E a preferência ocasionou até um fato curioso. Para comemorar o título de um torneio de base no início dos anos 1970, o Internacional deslocou um "boi no isopor" para fazer um churrasco em São Paulo, onde era realizada a disputa.
"O pessoal tinha vencido um torneio de juniores em São Paulo e queriam fazer uma comemoração. Não tinha em qualquer lugar uma churrascaria como a Saci. Então, levaram praticamente um boi inteiro em carne dentro de um isopor. Imagina um isopor gigante, em um caminhão até o aeroporto. E depois de avião até São Paulo para a comemoração", lembrou.
Negociações entre os restaurantes
Saci e Mosqueteiro era rivais como Grêmio e Inter. Tanto que o UOL Esporte ouviu relatos de duas 'negociações' entre os restaurantes. A churrascaria gremista levou dois profissionais do reduto colorado para impulsionar o restaurante azul. Um deles para o caixa e outro para trabalhar à beira das brasas assando carnes. A relação, contudo, jamais foi abalada. O ambiente era amistoso, mesmo que reforços saíssem de um lado para outro.
Iluy Peruzzo, o gerente, também chegou a ser assediado por outros clubes. O Bahia, por exemplo, tentou fazer o comandante da casa ir para o nordeste coordenar um empreendimento semelhante. No entanto, o amor pelo Inter falou mais alto e ele recusou a proposta.
Herança musical
O sucesso da Saci impulsionou o Inter a criar um outro empreendimento no ramo. Dessa vez, a culinária alemã ganhou espaço no Choppão, que abriu em 1983. Por lá, além dos pratos típicos havia a empolgação de uma bandinha típica alemã, com instrumentos de sopro e músicos vestidos à caráter, que nasceu no Beira-Rio e existe até hoje.
"O Choppão era atração turística da cidade. Todas as excursões que iam a Porto Alegre paravam ali para jantar. Era um ambiente muito familiar. Nos dias de jogo, sempre tinha muita gente, e depois do jogo, para comemorar", contou Flavio Felipe Schonell, que toca saxofone na banda desde a juventude.
Depois do fim das atividades, por volta de 2002, a banda seguiu tocando em eventos pelo interior e em outros Estados, sempre com inspiração nas tradições da Alemanha e carregando o nome do restaurante onde nasceu.
"A gente foi se desvinculando da casa aos poucos. Quando fechou, já estávamos tocando em outros lugares.
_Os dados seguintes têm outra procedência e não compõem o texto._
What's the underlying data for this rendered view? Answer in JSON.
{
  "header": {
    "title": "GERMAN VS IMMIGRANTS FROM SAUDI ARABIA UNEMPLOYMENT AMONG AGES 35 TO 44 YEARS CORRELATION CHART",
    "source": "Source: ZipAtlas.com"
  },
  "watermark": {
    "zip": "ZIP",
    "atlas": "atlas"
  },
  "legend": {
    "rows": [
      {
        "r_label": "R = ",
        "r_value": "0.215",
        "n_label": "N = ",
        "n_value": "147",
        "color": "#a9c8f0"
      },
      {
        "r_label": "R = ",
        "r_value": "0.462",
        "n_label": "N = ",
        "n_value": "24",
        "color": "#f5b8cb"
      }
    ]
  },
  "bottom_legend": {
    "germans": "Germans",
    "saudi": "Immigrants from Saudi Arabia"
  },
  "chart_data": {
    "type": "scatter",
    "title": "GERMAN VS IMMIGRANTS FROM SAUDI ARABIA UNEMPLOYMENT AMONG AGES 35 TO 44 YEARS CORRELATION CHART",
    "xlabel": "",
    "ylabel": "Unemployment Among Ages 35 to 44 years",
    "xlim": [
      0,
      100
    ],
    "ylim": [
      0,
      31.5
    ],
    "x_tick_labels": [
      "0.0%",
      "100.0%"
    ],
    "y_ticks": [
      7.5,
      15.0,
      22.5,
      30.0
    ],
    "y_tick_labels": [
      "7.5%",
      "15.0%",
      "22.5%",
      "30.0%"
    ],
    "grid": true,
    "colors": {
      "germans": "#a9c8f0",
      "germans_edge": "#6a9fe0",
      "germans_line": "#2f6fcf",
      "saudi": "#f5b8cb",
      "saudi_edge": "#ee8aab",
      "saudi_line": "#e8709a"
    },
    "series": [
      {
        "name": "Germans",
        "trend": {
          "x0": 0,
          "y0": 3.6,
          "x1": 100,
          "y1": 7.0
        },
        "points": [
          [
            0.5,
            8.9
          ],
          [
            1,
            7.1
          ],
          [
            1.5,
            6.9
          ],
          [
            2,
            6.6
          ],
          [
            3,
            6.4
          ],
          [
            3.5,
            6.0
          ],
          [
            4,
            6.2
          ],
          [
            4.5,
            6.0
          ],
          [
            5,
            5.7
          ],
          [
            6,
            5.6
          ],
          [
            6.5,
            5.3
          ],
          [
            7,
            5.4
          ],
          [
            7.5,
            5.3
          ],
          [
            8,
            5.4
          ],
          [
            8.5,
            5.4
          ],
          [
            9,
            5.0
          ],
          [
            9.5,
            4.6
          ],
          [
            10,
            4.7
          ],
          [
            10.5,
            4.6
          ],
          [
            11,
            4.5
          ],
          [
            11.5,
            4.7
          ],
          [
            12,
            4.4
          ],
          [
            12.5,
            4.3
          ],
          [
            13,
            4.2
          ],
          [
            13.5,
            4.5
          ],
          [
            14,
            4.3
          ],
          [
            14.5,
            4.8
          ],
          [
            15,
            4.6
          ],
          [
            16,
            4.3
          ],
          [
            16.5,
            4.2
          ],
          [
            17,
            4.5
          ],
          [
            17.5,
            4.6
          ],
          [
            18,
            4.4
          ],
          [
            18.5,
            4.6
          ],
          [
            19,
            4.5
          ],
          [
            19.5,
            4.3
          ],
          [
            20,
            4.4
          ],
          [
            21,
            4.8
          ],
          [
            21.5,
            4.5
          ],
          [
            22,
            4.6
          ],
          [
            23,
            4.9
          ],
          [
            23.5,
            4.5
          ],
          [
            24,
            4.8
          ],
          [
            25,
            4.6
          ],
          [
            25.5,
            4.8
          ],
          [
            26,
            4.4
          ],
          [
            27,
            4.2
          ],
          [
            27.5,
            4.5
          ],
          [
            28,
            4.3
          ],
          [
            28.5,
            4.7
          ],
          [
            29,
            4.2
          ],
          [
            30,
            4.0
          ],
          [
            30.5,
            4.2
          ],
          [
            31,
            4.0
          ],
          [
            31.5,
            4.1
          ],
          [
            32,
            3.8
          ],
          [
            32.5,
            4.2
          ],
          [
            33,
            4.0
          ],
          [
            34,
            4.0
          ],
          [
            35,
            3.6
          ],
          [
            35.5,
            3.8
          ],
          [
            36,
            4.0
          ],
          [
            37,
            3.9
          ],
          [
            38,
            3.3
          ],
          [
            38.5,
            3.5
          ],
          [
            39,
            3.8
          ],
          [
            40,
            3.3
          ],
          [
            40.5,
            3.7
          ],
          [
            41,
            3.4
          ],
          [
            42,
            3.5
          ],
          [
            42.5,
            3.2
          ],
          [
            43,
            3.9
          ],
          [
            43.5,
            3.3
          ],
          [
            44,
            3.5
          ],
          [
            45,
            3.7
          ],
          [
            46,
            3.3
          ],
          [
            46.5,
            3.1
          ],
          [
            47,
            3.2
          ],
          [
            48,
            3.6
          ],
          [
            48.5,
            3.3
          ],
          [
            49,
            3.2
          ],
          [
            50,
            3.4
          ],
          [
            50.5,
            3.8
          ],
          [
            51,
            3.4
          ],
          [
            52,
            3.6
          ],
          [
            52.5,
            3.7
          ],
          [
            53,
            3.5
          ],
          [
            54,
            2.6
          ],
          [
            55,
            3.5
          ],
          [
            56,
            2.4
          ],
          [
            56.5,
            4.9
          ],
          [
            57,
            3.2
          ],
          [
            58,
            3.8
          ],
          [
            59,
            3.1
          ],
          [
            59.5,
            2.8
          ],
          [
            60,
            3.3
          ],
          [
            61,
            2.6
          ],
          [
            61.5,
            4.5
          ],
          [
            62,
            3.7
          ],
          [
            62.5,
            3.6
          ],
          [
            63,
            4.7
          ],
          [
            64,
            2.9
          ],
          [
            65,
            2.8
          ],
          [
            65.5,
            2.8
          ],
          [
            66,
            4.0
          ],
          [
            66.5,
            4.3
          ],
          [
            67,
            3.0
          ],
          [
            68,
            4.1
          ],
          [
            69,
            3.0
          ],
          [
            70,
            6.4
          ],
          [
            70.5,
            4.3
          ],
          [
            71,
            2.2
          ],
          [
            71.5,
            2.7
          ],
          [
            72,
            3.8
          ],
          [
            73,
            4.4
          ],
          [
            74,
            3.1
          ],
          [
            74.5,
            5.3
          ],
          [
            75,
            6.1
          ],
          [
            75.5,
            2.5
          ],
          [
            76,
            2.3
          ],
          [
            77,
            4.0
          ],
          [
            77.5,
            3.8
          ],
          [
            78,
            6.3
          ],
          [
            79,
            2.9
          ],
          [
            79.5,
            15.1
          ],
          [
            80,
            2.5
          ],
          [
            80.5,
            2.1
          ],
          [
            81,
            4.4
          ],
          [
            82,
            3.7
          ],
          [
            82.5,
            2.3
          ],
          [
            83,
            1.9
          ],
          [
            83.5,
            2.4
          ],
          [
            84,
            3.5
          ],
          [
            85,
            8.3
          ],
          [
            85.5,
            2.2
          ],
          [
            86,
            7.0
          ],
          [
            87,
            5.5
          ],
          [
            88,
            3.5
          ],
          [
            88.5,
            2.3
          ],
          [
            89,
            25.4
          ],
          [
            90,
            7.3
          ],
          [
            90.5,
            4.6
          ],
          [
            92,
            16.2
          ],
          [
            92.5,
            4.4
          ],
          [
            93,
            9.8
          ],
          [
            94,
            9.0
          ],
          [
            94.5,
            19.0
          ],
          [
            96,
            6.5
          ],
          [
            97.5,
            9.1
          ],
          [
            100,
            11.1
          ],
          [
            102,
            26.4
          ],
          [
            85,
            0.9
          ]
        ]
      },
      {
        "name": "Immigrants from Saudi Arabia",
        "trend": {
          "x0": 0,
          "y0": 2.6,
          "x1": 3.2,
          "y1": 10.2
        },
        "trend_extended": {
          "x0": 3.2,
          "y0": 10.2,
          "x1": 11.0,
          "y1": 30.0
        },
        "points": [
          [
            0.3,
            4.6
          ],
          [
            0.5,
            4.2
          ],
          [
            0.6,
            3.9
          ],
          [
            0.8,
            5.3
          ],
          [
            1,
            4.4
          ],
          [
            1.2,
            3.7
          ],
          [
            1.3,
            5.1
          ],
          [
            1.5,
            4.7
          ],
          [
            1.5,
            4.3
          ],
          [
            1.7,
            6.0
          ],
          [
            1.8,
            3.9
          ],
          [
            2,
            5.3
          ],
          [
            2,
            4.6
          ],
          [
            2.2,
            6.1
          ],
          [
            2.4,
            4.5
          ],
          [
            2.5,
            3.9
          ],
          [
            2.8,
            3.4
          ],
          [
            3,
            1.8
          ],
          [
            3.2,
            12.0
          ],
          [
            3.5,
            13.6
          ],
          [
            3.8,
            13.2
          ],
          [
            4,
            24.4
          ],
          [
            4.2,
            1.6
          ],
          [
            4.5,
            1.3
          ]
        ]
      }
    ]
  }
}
Quando recebemos a ligação dizendo que a casa fecharia, estávamos no Mato Grosso. O último dia que fomos lá foi muito emocionante, marcante para nós. Meu pai tocou 17 anos ali, eu 12. Comecei com 14 para 15 anos, passei a adolescência e a juventude ali", lembrou.
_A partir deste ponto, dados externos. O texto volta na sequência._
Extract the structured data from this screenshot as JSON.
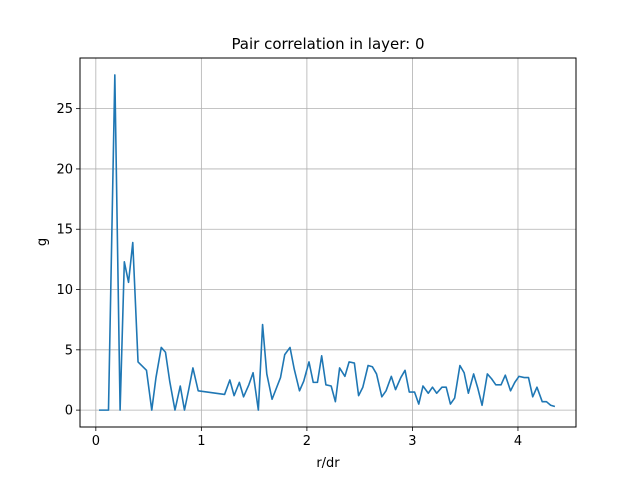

No Choppão não eram tão frequentes negociações de jogadores ou mesmo presença de celebridades. Mas os atletas costumavam comparecer para comemorações em horários diferentes do habitual, para despistar o movimento. E se serviam de chope, como numa boa celebração alemã. A Super Banda Choppão tem 12 CD's e quatro DVD's gravados ao longo de sua trajetória.
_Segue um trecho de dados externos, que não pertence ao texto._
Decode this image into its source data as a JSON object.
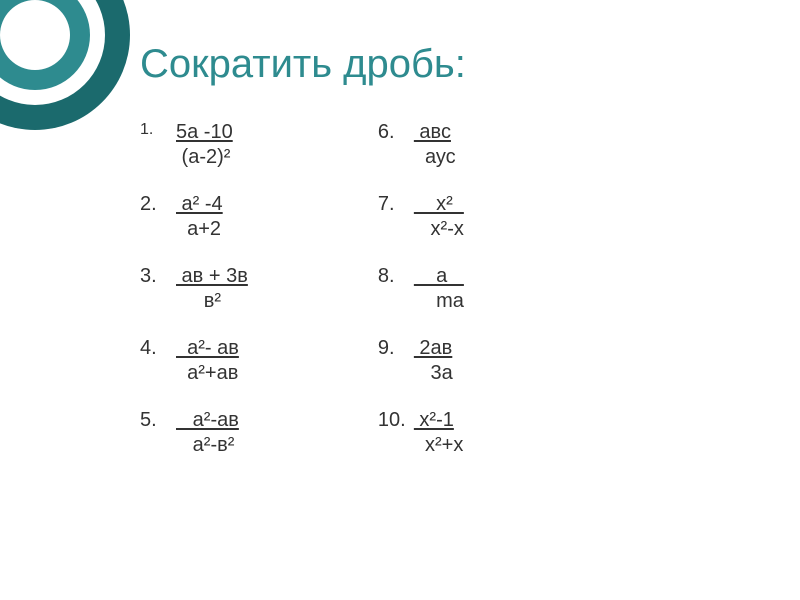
{
  "title": "Сократить дробь:",
  "colors": {
    "accent_dark": "#1b6a6d",
    "accent": "#2e8b8f",
    "text": "#333333",
    "background": "#ffffff"
  },
  "typography": {
    "title_fontsize": 40,
    "body_fontsize": 20,
    "font_family": "Arial"
  },
  "left_column": [
    {
      "marker": "1.",
      "marker_small": true,
      "numerator": "5а -10",
      "denominator": " (а-2)²"
    },
    {
      "marker": "2.",
      "numerator": " а² -4",
      "denominator": "  а+2"
    },
    {
      "marker": "3.",
      "numerator": " ав + 3в",
      "denominator": "     в²"
    },
    {
      "marker": "4.",
      "numerator": "  а²- ав",
      "denominator": "  а²+ав"
    },
    {
      "marker": "5.",
      "numerator": "   а²-ав",
      "denominator": "   а²-в²"
    }
  ],
  "right_column": [
    {
      "marker": "6.",
      "numerator": " авс",
      "denominator": "  аус"
    },
    {
      "marker": "7.",
      "numerator": "    х²  ",
      "denominator": "   х²-х"
    },
    {
      "marker": "8.",
      "numerator": "    а   ",
      "denominator": "    mа"
    },
    {
      "marker": "9.",
      "numerator": " 2ав",
      "denominator": "   3а"
    },
    {
      "marker": "10.",
      "numerator": " х²-1",
      "denominator": "  х²+х"
    }
  ]
}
A exemplo do que houve com a Mosqueteiro, os restaurantes no Beira-Rio foram arrendados depois de alguns anos sob comando do Inter, passaram por diversos donos e encerraram suas atividades.
Em 2019, o então vice-presidente de negócios estratégicos do clube, João Pedro Lamana Paiva, tinha projeto de aproveitar os espaços do ginásio Gigantinho e do Centro de Eventos do estádio colorado para um 'revival' dos restaurantes.
"Seria uma galeteria, churrascaria ou "parrilla", contou ao UOL Esporte.
"Dentro do projeto de remodelação do Gigantinho, construção das torres [para empreendimentos] e aproveitando o Centro de Eventos", completou.
No entanto, a iniciativa não foi para frente e os momentos de glória ficaram apenas nas lembranças de antigos frequentadores.